Wednesday, February 18, 2009

A Diary Full of Trash...An Entry Full of Pain...

Well, that's a dramatic title for a post... geez....makes me roll my eyes just to read it.

I should know that some lyric of some Tokio Hotel song, listened to in English, will hit a nerve...it was By Your Side today. It usually makes me misty anyway, but today was worse. I should know better and listen to it in German, so I don't always know what the words are (or I can pretend I don't know).

Whiny self pity to follow...everything in my body hurts so much at this moment, I don't know where the pain ends and I begin. My teeth even hurt. I'd write help in my own blood, but my fingers hurt too much...typing at this point is almost agony.

I would never wish chronic pain on anyone, even my worst enemy. There is nothing worse than a body trying to destroy itself with it's own immune system...this would be rheumatoid arthritis. The closest description of the pain I've ever come up with is imagining ground glass in all your joints. Every movement is painful. Why now it's decided to flare up is anyone's guess, although I'd suspect the change in weather has something to do with it. It's snowing...which it has done all winter, but in the Northern Hemisphere it's turning to spring soon, so the weather changes are more dramatic. I would suspect I have several months of this crap before summer comes and things become more stable.

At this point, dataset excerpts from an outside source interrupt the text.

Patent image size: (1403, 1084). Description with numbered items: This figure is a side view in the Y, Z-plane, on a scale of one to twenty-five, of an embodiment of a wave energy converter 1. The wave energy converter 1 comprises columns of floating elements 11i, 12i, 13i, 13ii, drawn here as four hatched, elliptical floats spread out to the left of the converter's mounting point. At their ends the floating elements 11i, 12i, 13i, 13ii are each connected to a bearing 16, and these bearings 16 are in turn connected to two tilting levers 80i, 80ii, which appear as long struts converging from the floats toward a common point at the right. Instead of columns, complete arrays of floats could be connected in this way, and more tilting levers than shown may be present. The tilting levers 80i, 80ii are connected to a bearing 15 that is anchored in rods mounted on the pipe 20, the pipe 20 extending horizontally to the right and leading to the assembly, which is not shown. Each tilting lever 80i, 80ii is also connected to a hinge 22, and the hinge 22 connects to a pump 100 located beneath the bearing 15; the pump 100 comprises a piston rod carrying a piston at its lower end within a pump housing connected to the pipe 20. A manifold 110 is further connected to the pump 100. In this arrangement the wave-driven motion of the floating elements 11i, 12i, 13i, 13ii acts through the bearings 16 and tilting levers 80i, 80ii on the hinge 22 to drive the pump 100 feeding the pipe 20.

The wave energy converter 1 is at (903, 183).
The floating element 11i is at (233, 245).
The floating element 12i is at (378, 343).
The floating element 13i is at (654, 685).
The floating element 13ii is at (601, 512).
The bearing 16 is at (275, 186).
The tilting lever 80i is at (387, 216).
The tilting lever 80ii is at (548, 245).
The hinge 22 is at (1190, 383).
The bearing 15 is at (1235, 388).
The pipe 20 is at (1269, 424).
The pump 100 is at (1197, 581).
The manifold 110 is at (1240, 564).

I want to see Tokio Hotel when they come to the States...and I want to see it as a healthy, pain free person, so that I can jump around with all the teeny girls, so I can stay up all night driving to or from the venue...so that I can enjoy, drug free, seeing a group I truly enjoy listening to, along with being able to elbow my way to the front for a really good look at Bill :)

So...my life needed some attention and changes, and the sound track for those changes has been Tokio Hotel. It's always playing, even in my head when I'm at work, where no music is allowed. That place is like a library...some day I think I'll just blast Scream at full volume till someone tells me I'm fired! :)

And I go to sleep dreaming under the sweet blanket of German words sung by someone who will never know what an impact he has had on my life...he and his twin and their two friends. And I sound like such a melodramatic person writing this, but what the hell...it's my blog and I'll be a drama queen in it if I want to.